Nanomaterials generally consist of metal atoms, nonmetal atoms, or a mixture of metal and nonmetal atoms, commonly referred to as metallic, organic, or semiconducting particles, respectively. The surface of nanomaterials is usually coated with polymers or biorecognition molecules for improved biocompatibility and selective targeting of biologic molecules.

What physical feature is common to all nanomaterials?

A common feature of all nanomaterials is their large ratio of surface area to volume, which may be orders of magnitude greater than that of macroscopic materials. Cutting a 1-cm cube into 10(21) cubes that are each 1 nm will result in the same volume and mass, but the surface area will be increased by a factor of 10 million. Thus, the advantage of using nanomaterials as carriers is that their surface can be coated with many molecules.
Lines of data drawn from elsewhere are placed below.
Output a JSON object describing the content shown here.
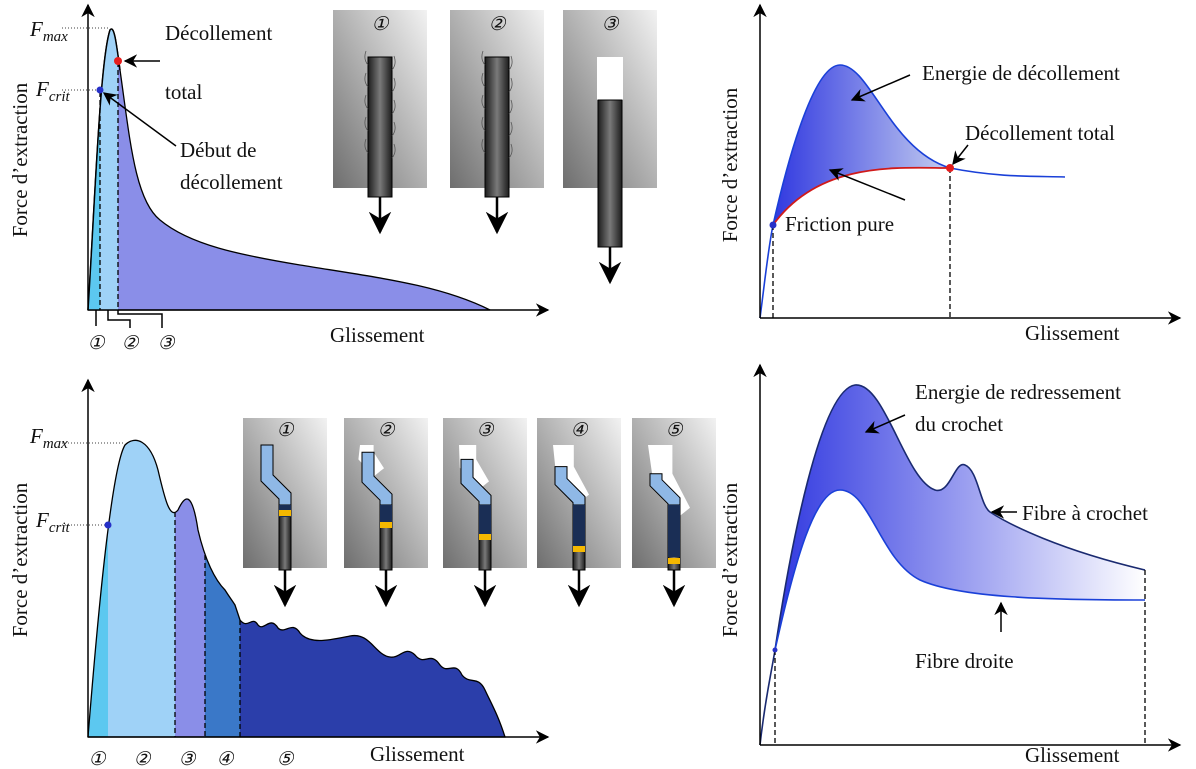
{
  "panels": [
    {
      "y_label": "Force d’extraction",
      "x_label": "Glissement",
      "f_max": {
        "symbol": "F",
        "subscript": "max"
      },
      "f_crit": {
        "symbol": "F",
        "subscript": "crit"
      },
      "stage_labels": [
        "①",
        "②",
        "③"
      ],
      "image_labels": [
        "①",
        "②",
        "③"
      ],
      "annotations": {
        "full_debond": [
          "Décollement",
          "total"
        ],
        "debond_start": [
          "Début de",
          "décollement"
        ]
      }
    },
    {
      "y_label": "Force d’extraction",
      "x_label": "Glissement",
      "annotations": {
        "energy": "Energie de décollement",
        "full_debond": "Décollement total",
        "friction": "Friction pure"
      }
    },
    {
      "y_label": "Force d’extraction",
      "x_label": "Glissement",
      "f_max": {
        "symbol": "F",
        "subscript": "max"
      },
      "f_crit": {
        "symbol": "F",
        "subscript": "crit"
      },
      "stage_labels": [
        "①",
        "②",
        "③",
        "④",
        "⑤"
      ],
      "image_labels": [
        "①",
        "②",
        "③",
        "④",
        "⑤"
      ]
    },
    {
      "y_label": "Force d’extraction",
      "x_label": "Glissement",
      "annotations": {
        "energy": [
          "Energie de redressement",
          "du crochet"
        ],
        "hooked": "Fibre à crochet",
        "straight": "Fibre droite"
      }
    }
  ]
}
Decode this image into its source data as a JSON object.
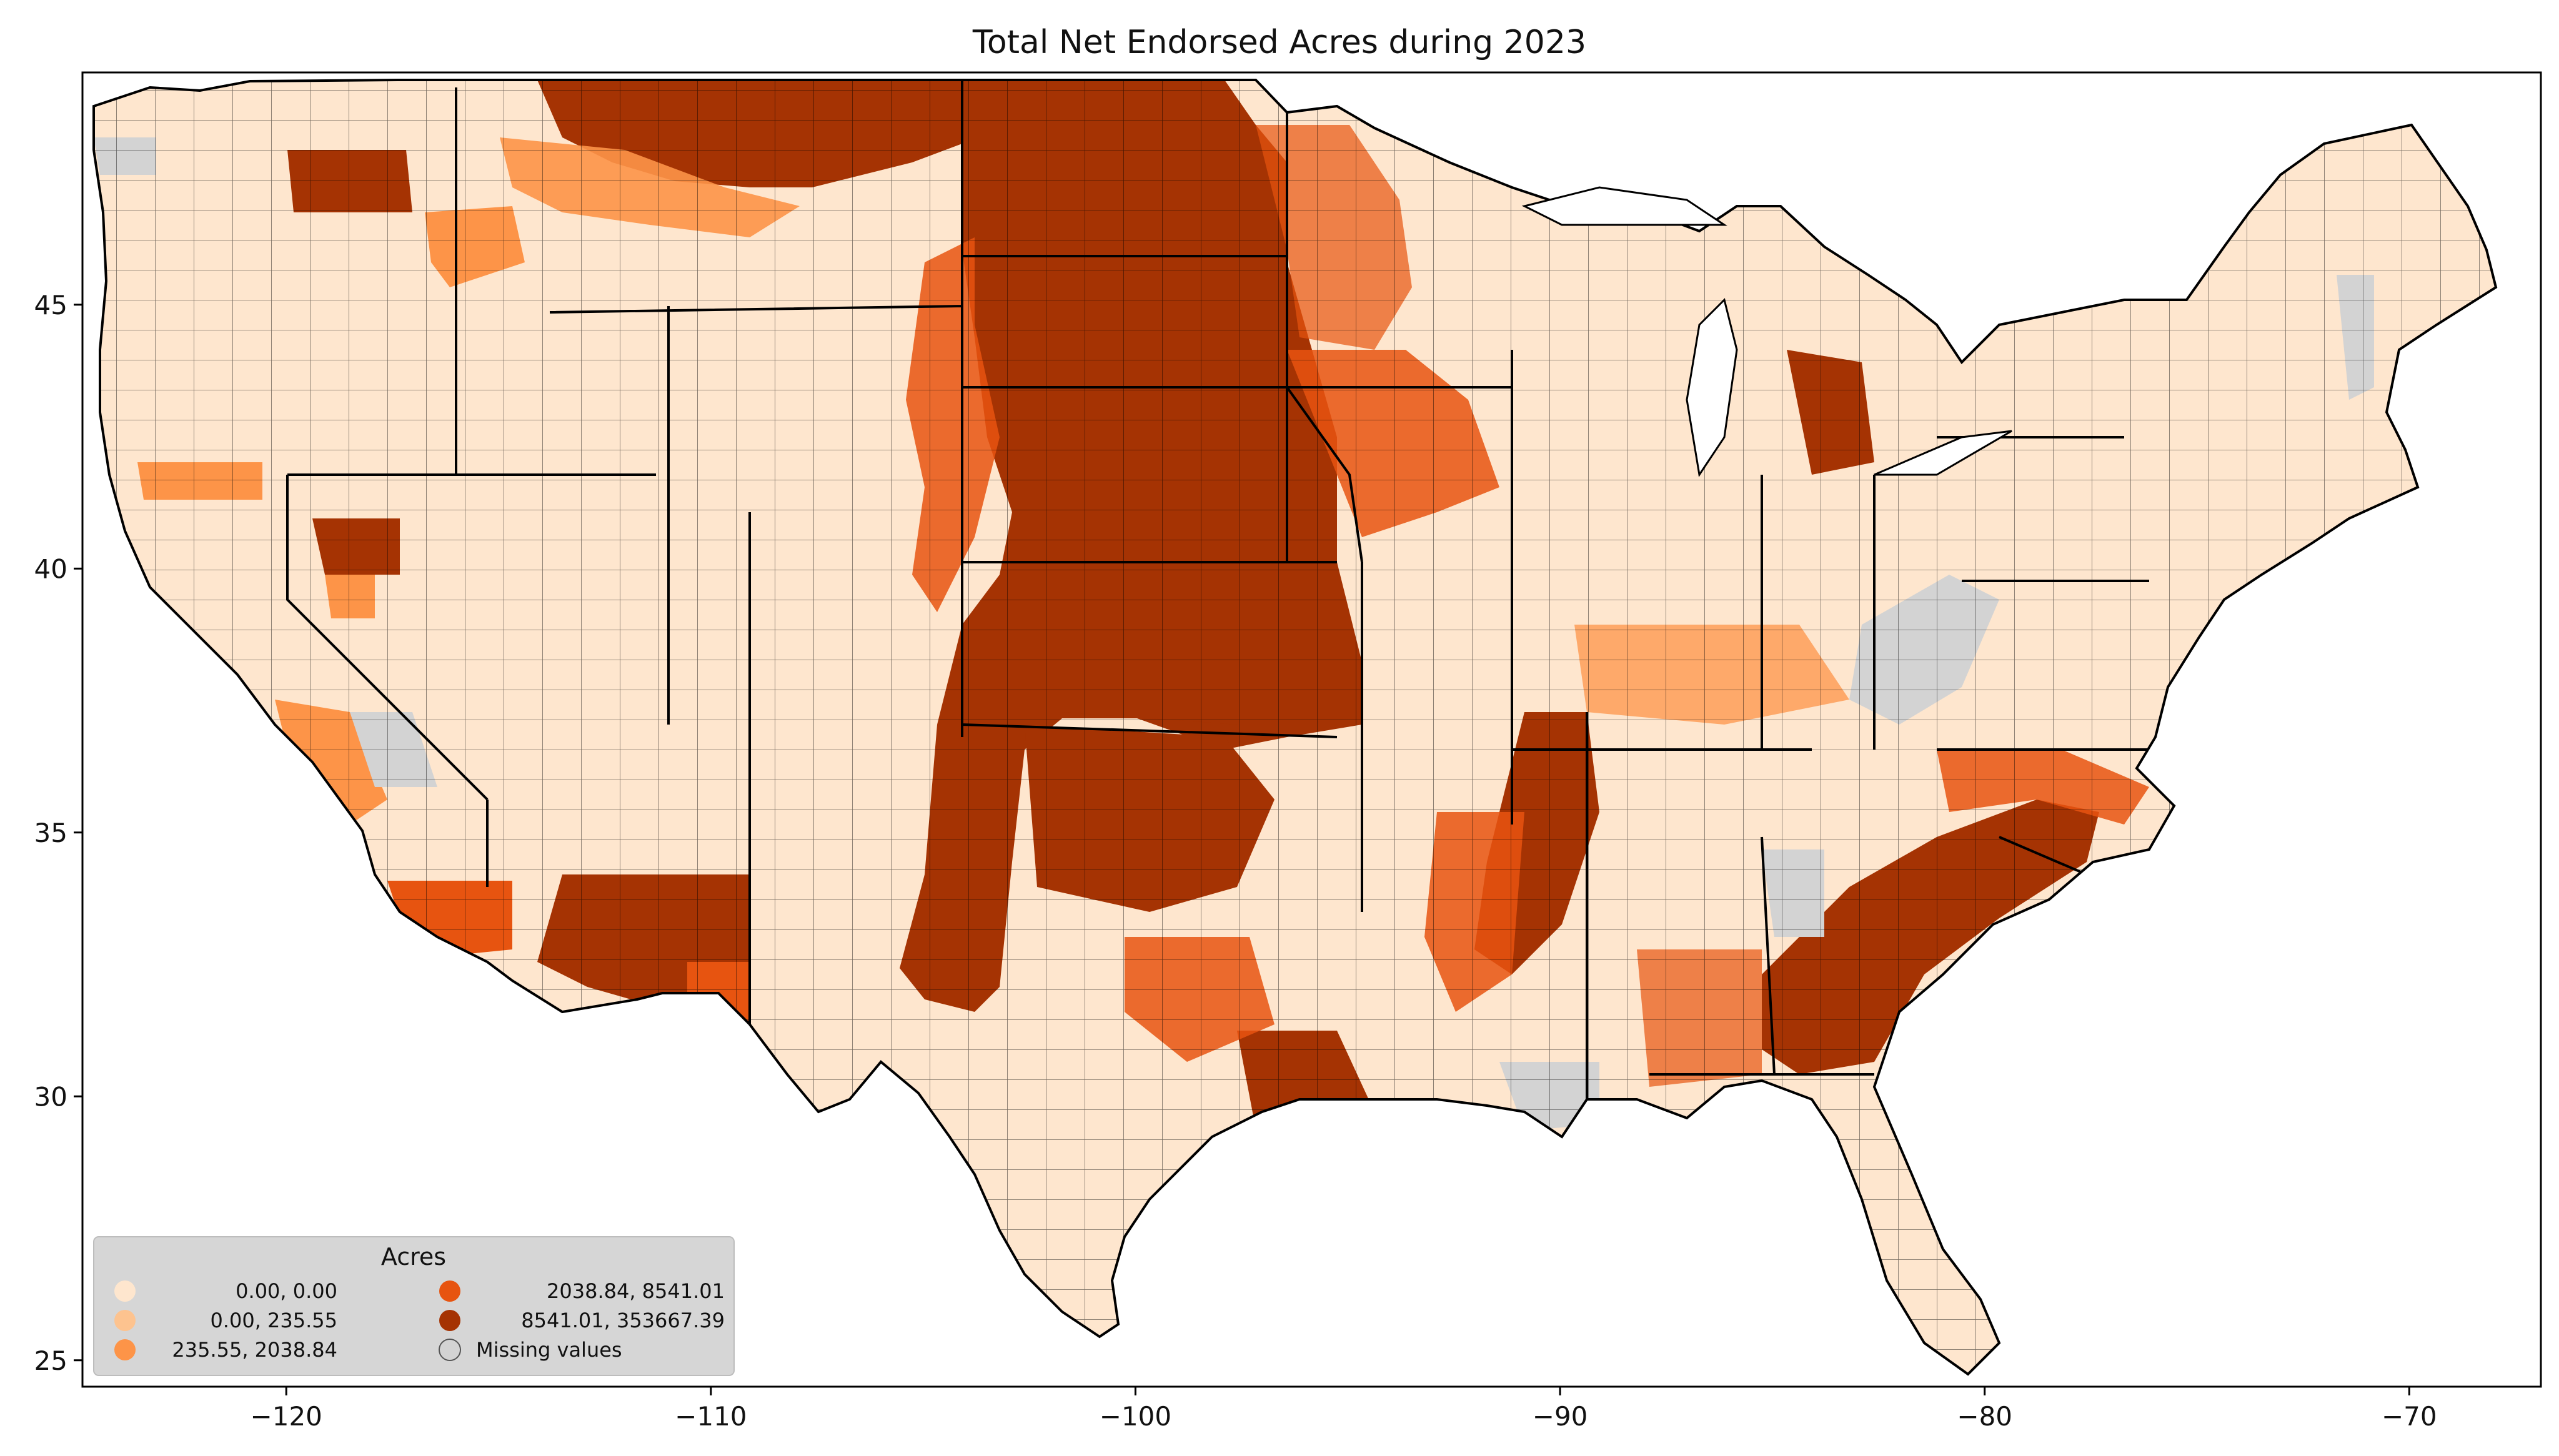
{
  "title": "Total Net Endorsed Acres during 2023",
  "axes": {
    "x_ticks": [
      -120,
      -110,
      -100,
      -90,
      -80,
      -70
    ],
    "x_tick_labels": [
      "−120",
      "−110",
      "−100",
      "−90",
      "−80",
      "−70"
    ],
    "y_ticks": [
      25,
      30,
      35,
      40,
      45
    ],
    "y_tick_labels": [
      "25",
      "30",
      "35",
      "40",
      "45"
    ],
    "xlim": [
      -124.8,
      -66.9
    ],
    "ylim": [
      24.5,
      49.4
    ]
  },
  "legend": {
    "title": "Acres",
    "placement": "lower-left",
    "entries": [
      {
        "label": "0.00,      0.00",
        "color": "#fee6ce"
      },
      {
        "label": "0.00,    235.55",
        "color": "#fdc38f"
      },
      {
        "label": "235.55,   2038.84",
        "color": "#fd9448"
      },
      {
        "label": "2038.84,   8541.01",
        "color": "#e75410"
      },
      {
        "label": "8541.01, 353667.39",
        "color": "#a53303"
      },
      {
        "label": "Missing values",
        "color": "#d3d3d3"
      }
    ]
  },
  "colors": {
    "class1": "#fee6ce",
    "class2": "#fdc38f",
    "class3": "#fd9448",
    "class4": "#e75410",
    "class5": "#a53303",
    "missing": "#d3d3d3",
    "border": "#000000"
  }
}
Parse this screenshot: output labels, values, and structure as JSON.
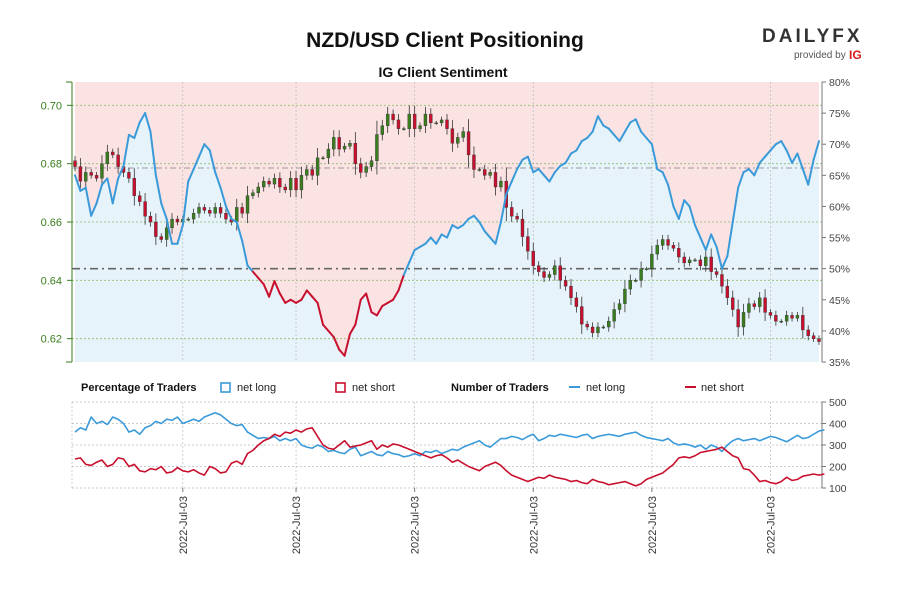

Table 1. Examples of Nanomaterials in Clinical Use.

Morning Report Questions

Q: Why are nanoparticles particularly appropriate for use as radiocontrast agents?

A: Nanoparticles have a larger, localized magnetic field as compared with that of larger particles. This larger magnetic field can increase the contrast on imaging (MRI), since more protons interact in a larger field.

Q: Why are nanomaterials particularly suitable for use in chemotherapy?

A: Nanomaterials infused into the bloodstream can accumulate in tumors owing to the enhanced permeability and retention effect when the vasculature of immature tumors has pores smaller than 200 nm, permitting extravasation of nanoparticles from blood into tumor tissue. With nanomaterials, the high ratio of surface area to volume permits high surface loading of the therapeutic agent; in the case of organic nanomaterials, their hollow or porous core allows encapsulation of hundreds of drug molecules into a single carrier particle.